Term-time has recently finished here, and the CREWS project team has been taking part in some rather jolly end-of-term activities.
The first was the final session of the ‘Linear A self-help group’, a series of seminars we have been running where a number of colleagues working on Linear A or related scripts have been presenting their work and discussing their ideas. For the final meeting, we decided to have a practical session, and to try making our own inscriptions using modelling clay. You also can read about it on our colleague Anna Judson’s blog HERE.
What are Linear A and Linear B?
Linear A was used around the 19th-15th centuries BC, in Crete and some of the islands, to write an unknown language that we label ‘Minoan’ (we know the values of many signs, but still do not understand the language).
Linear B was used around the 15th-13th centuries BC, in Crete and on the Greek mainland, to write an early form of Greek.

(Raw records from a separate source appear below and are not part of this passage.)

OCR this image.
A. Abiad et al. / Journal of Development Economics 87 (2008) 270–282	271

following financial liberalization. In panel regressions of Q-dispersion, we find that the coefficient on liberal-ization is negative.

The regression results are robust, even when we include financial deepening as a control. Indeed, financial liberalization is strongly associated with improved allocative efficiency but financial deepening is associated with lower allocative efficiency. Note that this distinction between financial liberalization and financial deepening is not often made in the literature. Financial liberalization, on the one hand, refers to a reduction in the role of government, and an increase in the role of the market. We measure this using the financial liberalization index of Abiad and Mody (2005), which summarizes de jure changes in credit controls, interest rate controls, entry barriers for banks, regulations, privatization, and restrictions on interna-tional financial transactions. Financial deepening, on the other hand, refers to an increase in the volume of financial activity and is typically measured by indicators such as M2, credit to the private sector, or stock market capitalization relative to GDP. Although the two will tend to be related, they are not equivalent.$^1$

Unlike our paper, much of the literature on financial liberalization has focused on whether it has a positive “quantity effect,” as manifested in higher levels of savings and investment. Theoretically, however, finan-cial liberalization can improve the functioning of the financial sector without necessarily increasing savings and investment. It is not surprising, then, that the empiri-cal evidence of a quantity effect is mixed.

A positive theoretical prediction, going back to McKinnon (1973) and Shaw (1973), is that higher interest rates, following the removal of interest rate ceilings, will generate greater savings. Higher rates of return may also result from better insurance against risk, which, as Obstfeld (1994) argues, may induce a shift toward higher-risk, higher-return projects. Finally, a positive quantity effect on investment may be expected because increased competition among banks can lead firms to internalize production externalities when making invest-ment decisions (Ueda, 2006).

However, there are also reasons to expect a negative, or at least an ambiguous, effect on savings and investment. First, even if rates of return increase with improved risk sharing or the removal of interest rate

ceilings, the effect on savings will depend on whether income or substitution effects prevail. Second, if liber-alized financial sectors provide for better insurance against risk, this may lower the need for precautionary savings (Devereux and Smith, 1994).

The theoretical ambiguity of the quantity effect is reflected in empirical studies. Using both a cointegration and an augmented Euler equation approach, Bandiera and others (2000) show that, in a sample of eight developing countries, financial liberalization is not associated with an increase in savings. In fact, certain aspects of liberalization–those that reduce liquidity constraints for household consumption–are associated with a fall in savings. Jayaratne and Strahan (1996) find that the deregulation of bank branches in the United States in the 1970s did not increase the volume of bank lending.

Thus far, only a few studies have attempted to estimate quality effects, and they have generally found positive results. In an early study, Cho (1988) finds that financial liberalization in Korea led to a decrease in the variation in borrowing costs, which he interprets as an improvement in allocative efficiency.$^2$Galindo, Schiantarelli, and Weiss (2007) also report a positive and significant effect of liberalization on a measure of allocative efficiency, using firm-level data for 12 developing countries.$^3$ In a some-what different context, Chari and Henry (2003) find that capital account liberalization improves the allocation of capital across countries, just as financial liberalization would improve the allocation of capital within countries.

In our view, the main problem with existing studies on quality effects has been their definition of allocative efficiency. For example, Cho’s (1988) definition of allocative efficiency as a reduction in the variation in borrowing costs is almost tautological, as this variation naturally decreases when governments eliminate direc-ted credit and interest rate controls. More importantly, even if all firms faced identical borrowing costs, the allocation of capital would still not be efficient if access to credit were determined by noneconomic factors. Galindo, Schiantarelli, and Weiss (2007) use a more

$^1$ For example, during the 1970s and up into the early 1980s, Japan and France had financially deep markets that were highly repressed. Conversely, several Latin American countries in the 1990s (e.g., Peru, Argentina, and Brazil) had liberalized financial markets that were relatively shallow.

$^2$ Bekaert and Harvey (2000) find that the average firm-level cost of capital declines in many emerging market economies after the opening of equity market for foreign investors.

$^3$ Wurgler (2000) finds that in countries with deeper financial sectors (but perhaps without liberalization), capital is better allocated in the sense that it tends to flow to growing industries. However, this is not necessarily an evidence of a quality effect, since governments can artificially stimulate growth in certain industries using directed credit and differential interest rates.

Why bother trying to make our own inscriptions? Well, actually there are still a lot of unanswered questions about the production of clay tablets in the ancient Aegean. How did the scribes achieve such detail in the more complex signs? What did they use to write with? How did they create the flat surface for writing on? Why are Linear B ‘palmleaf’ tablets (i.e. small elongated ones that can be held in the palm of the hand) curved on the back but flat on the top? We started off the session with an illuminating presentation by PhD student Ester Salgarella on some of these problems, and then we set about trying to answer some of them through a practical attempt at making our own tablets.